To evaluate the efficacy and safety of 24-week cyclic administration of estetrol (E4) 15 mg/drospirenone (DRSP) 3 mg in Japanese patients with endometriosis. A 24-week, multicenter, randomized, double-blind, placebo-controlled, parallel-group study. A total of 162 Japanese women diagnosed with endometriosis. Participants were randomly allocated to the E4/DRSP group or the placebo group. In the E4/DRSP group, participants were orally administered one tablet containing E4 15 mg and DRSP 3 mg daily for 24 days, followed by one placebo tablet for 4 days for a hormone-free interval, constituting a one-cycle regimen. One placebo tablet was administered once daily for 28 days to participants in the placebo group. The treatments were continued for six cycles (24 weeks) throughout the confirmatory period. Changes in visual analog scale scores for the most severe pelvic pain (lower abdominal and back pain) from baseline to six treatment cycles at the end of the confirmatory study period. E4/DRSP showed changes in average visual analog scale scores for the most severe pelvic pain (-33.2 mm) from baseline to the end of the six-cycle treatment. The between-group difference was significant (-8.5 mm, two-sided 95% confidence interval: -16.1 to -0.9 mm), showing superiority to placebo (p=0.028). Responder rates, ≥30% and ≥50% reduction in visual analog scale scores from baseline, were larger in the E4/DRSP group than in the placebo group: 53.2% versus 29.6% (p=0.004) and 36.4% versus 12.3% (p<0.001). Objective gynecological findings (induration of the cul-de-sac, pelvic tenderness, limited uterine mobility) were significantly improved by E4/DRSP treatment, and the proportions of stable and worsened participants were significantly lower than in the placebo group.

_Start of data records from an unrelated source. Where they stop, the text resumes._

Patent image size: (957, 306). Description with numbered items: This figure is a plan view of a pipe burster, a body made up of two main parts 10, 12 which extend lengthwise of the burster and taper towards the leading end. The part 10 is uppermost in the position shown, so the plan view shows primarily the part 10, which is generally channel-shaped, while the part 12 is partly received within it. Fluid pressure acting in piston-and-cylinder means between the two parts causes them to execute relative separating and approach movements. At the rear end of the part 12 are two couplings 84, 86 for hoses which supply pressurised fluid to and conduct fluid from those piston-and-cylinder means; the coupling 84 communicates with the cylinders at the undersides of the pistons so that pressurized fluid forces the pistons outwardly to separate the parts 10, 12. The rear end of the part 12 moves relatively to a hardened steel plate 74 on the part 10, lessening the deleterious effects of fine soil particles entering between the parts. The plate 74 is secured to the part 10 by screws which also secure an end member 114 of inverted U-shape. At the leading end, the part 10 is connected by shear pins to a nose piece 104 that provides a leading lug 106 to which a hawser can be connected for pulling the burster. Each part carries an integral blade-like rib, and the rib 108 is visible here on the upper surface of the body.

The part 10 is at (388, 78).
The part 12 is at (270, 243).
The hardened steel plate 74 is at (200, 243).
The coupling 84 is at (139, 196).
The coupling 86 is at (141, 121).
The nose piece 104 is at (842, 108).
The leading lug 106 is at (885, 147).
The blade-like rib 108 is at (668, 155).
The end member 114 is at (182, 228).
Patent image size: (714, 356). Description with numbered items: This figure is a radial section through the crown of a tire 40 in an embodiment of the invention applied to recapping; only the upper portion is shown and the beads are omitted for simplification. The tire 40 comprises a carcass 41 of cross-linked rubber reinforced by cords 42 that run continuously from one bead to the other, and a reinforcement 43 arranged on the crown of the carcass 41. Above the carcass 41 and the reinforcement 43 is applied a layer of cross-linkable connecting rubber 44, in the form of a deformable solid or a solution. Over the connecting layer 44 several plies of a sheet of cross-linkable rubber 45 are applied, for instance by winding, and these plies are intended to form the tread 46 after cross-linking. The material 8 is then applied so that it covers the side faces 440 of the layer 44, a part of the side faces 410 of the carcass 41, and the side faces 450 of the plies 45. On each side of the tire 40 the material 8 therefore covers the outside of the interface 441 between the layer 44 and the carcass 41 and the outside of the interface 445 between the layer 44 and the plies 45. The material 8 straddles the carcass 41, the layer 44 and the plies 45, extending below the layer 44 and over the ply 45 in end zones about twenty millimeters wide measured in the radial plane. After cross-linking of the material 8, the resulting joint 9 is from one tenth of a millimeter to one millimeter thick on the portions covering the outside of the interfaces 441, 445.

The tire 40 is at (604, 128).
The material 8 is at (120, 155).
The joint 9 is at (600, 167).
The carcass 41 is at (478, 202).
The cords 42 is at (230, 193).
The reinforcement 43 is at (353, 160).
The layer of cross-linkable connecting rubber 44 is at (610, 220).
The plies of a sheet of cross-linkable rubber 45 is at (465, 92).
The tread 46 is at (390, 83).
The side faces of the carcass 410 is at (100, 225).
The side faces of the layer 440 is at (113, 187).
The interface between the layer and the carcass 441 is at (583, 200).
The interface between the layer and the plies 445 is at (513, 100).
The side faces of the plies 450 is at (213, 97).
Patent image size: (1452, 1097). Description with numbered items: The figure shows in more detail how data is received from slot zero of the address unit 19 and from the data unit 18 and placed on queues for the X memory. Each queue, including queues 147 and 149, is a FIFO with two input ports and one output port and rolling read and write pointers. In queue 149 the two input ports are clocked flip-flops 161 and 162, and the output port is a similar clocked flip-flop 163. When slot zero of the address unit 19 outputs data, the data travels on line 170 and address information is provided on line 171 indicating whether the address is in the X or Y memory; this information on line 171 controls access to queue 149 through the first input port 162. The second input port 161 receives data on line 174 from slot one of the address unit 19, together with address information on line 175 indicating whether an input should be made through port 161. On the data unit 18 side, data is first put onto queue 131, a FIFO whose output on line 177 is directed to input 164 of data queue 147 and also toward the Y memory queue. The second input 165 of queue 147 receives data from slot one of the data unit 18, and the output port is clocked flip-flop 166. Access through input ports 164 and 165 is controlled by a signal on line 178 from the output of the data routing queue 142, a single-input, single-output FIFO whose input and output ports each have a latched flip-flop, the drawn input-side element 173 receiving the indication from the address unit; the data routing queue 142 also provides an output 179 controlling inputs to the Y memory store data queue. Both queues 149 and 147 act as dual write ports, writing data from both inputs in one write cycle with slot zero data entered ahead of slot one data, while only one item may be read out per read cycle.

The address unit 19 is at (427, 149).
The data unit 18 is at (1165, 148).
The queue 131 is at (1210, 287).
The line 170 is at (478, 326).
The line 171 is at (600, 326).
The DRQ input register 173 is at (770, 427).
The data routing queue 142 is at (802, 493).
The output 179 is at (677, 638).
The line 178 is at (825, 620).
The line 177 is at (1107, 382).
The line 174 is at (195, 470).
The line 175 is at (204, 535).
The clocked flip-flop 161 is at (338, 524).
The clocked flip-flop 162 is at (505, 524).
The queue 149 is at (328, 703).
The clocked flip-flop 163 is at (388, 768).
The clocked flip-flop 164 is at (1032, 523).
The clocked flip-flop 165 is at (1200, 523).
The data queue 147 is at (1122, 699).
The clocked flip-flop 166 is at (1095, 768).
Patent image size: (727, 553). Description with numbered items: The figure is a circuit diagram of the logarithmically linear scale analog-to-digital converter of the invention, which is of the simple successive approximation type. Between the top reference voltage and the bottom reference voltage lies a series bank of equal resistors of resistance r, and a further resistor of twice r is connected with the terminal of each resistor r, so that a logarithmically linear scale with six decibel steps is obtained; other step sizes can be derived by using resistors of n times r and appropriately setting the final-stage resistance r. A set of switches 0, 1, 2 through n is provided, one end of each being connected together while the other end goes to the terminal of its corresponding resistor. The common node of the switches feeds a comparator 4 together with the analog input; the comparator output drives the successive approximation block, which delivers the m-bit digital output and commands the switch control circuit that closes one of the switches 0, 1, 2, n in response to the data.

E4/DRSP reduced the size of endometriomas and improved quality of life, based on quality of life-related questionnaires and global impression scores. No safety concerns were observed with E4/DRSP treatment. Few differences were observed in the proportion of participants with hemostasis parameters outside the reference range between the E4/DRSP and placebo groups. E4/DRSP effectively treats endometriosis-associated pain and improves gynecological findings. E4/DRSP may be a safe, new option for endometriosis treatment with a potentially reduced risk of thromboembolic events.